I was taking another look at the zipcode data from the NCknows pilot recently. I had already looked at percentages in the stats reports: approximately 75% from within NC, 5% from other states, 20% anonymous. (Conclusion: NCknows is primarily serving North Carolinians, with a fairly minor investment in serving non-North Carolinians.) But I recently had the thought to ask our GIS librarian to make some maps from the zipcode data.
Amanda Henley is the GIS librarian in Davis, and made the really fabulous maps here. These are only 2 of several maps that she made for me, but for my money these are the coolest of the bunch. I apologize that they’re small and probably illegible here. If you click on the images you’ll get the full, massive versions.
In the NC map, the dots are the locations of the libraries that participated in the NCknows pilot. It’s interesting to me to see the correlation between the locations of these libraries & the origin of questions to the service. In the evaluation, we didn’t look at the marketing efforts that the participating libraries had launched (and NCknows hadn’t yet launched anything centralized), but I’d bet there’s a correlation between marketing and question volume.
Amanda also made a map of NC broken down by zipcode instead of by county, and you can see something that I think is really interesting: in Wake & even more so in Mecklenburg, the libraries are downtown but the questions are coming from the suburbs. I don’t know much about the demographics of those areas but I’m sure there’s something socio-economically interesting going on there.

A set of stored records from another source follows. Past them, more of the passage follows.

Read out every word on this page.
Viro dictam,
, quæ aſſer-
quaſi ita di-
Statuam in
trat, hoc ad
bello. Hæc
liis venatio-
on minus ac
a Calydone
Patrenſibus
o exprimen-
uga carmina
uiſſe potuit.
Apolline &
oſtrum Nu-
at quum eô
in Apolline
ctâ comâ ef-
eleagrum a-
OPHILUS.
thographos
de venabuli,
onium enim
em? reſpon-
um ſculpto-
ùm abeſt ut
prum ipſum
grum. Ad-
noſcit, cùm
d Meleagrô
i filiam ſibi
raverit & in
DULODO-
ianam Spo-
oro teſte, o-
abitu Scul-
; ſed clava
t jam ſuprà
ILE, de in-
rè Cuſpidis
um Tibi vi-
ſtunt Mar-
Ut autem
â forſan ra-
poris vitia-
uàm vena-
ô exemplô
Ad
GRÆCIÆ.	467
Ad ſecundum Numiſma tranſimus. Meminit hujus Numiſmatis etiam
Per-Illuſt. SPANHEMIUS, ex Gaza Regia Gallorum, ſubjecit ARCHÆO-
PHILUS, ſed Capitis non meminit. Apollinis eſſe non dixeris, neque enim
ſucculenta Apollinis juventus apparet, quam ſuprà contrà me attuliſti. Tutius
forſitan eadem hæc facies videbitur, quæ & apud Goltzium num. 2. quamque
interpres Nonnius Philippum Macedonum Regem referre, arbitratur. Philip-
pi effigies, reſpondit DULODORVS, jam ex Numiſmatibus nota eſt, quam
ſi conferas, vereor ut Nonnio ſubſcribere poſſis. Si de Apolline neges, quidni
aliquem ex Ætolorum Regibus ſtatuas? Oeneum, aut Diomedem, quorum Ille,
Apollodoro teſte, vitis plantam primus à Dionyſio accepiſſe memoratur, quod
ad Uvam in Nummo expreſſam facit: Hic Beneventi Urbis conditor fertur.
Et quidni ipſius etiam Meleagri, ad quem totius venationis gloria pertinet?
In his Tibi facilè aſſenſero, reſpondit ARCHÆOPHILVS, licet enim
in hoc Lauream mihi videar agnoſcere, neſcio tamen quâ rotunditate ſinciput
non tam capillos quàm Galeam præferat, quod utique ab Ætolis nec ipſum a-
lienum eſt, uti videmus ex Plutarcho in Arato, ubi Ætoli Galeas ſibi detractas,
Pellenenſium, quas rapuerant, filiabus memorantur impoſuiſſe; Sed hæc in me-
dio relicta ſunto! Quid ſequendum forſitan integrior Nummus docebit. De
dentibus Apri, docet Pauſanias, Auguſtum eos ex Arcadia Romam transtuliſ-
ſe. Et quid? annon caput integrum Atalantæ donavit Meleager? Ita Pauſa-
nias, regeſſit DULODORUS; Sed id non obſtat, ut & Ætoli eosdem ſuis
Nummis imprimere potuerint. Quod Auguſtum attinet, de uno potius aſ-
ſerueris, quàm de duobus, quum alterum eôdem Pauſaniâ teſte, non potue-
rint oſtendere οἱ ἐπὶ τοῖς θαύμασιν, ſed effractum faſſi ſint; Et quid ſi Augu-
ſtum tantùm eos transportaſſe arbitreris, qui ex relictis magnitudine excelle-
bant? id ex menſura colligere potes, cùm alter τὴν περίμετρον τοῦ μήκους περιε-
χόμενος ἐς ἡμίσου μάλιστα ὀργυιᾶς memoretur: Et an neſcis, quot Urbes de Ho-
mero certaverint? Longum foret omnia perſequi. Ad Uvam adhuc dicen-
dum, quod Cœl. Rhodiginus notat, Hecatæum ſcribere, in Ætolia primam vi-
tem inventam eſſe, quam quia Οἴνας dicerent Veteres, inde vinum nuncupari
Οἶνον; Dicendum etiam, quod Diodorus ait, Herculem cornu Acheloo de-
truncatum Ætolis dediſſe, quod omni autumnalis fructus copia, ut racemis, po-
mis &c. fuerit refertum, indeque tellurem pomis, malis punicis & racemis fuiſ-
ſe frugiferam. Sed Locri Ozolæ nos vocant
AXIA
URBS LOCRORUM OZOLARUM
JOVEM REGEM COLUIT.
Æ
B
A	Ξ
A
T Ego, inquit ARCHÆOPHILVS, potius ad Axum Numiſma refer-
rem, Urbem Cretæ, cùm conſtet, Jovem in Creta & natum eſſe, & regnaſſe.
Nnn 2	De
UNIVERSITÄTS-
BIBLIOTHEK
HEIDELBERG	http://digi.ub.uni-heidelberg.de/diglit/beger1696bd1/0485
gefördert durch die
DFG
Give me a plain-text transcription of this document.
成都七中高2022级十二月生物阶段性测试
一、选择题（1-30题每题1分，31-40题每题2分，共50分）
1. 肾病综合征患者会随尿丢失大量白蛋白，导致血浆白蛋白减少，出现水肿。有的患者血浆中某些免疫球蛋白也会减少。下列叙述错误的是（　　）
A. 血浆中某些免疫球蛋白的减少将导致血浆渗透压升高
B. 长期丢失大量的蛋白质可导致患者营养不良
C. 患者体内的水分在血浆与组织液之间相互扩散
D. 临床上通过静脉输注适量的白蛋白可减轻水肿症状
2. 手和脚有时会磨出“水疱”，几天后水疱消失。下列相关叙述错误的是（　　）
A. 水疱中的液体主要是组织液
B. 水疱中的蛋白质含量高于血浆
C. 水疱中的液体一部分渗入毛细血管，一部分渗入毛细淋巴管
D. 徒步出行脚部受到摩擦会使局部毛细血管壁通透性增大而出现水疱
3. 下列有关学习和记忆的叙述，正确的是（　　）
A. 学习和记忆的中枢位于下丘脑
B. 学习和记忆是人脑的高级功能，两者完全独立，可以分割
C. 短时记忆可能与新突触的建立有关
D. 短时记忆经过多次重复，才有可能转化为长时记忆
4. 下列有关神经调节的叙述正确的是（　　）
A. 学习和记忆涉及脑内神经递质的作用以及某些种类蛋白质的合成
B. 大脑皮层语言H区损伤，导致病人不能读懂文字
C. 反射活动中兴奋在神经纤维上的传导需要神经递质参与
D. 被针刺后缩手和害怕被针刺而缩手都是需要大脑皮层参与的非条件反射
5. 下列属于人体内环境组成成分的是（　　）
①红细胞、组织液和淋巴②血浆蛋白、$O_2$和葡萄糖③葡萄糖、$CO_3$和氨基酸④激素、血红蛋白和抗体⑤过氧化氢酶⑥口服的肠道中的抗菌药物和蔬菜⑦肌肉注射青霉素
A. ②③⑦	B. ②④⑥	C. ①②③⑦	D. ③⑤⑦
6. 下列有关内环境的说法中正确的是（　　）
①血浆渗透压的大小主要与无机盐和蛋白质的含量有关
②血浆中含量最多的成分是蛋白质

And also I just really dig GIS. I probably missed my calling as a map librarian. But what a powerful way this could be to demonstrate the statewide reach of the NCknows service! After all, 18 libraries handled questions from 80 counties. As I continue to rant about the need for more marketing & PR by libraries.
2 Comments
Paul Jones
Would be interesting to see this as percent of population as the counties with the most population seem to be asking the most questions (duh) and/or as weighted by the circulation of each county’s library say to see how and if familiarity with the local library has any effect.
Phil Blank
Thanks for the info Jeff, socio-economically I think this is very interesting. Do the suburbs pay the same taxes to support the library as the city? It is a general trend that communication technology allows for people to be further apart. If you combine that with trends in how people live in this country, it’s not hard to see an impending crisis for the traditional funding of libraries.